“Religion is the cause of most wars,” declared our atheist guest. A few students shot nervous glances at me, hoping I would jump in. I sat there silently, not responding, instead waiting for the students’ training to kick in. We were in Berkeley, on a mission trip with more than 60 high schoolers and staff from Upland Christian Academy. Our atheist speaker, Victor, was outlining various objections to religion. He continued, “And Christianity can be blamed for many of those wars.”
The claim that religion is the source of most wars throughout human history has become a cultural mantra, uttered so often and with so much force, it has come to be accepted as an undeniable declaration. Prominent atheists like Sam Harris contribute to the chorus of voices, arguing religion is “the most prolific source of violence in our history.” Richard Dawkins claims, “There’s no doubt that throughout history religious faith has been a major motivator for war and for destruction.”

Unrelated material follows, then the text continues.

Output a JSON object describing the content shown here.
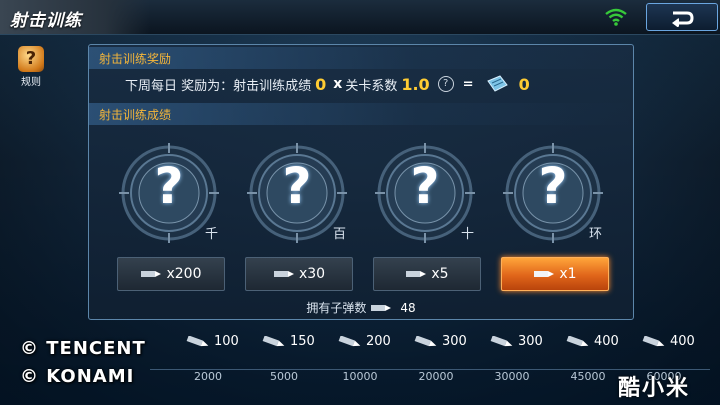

As we trained students for this Berkeley mission trip, we equipped them with a simple question to expose such claims: How did you come to that conclusion? When someone makes a claim, put the burden of proof on them by asking for their supporting reasons. When our atheist presenter was challenged to provide justification, he could only offer up the Crusades, 9-11, and the Spanish Inquisition. Certainly we recognize religion’s role in these specific cases, but three examples are inadequate to support the claim that most wars are caused by religion.
With a simple question students were able to demonstrate the paucity of evidence for this claim. In addition, we helped students turn the tables by appealing to the facts of history to show the exact opposite is true: Religion is the cause of a very small minority of wars. Phillips and Axelrod’s three-volume Encyclopedia of Wars lays out the simple facts. In 5 millennia worth of wars—1,763 total—only 123 (or about 7%) were religious in nature. Furthermore, if you remove the 66 wars waged in the name of Islam, that number is cut down to a little more than 3%. A second scholarly source, The Encyclopedia of War edited by Gordon Martel, confirms this data, concluding that only 6% of the wars listed in its pages can be labeled religious wars. Finally, a 2014 report from the Institute for Economics and Peace further debunks this myth.
We didn’t stop there. We showed students it actually gets worse for the atheists’ claim. A strong case can be made that atheism, not religion, and certainly not Christianity, is responsible for a far greater degree of bloodshed. Indeed, R.J. Rummel’s work in his books, Lethal Politics and Death by Government has the secular body count at more than 100 million in the 20th century alone. Millions have died at the hands of atheist regimes like Mao Zedong, Joseph Stalin, Adolph Hitler, Vladmir Lenin, and others.
These students were able to see that a simple examination of the facts relieves religion from blame for most of the world’s wars. In addition, we were able to help cultivate in students a healthy skepticism of atheistic claims. If the skeptic will shout such an unsubstantiated claim so loudly and with so much force, what other skeptical claims might quickly fall apart under rational scrutiny? After debriefing students with the facts, their nervous glances were transformed into confident smiles. As we got students “off the sidelines and into the game,” they discovered that Christian truth holds firm in the face of atheistic objections.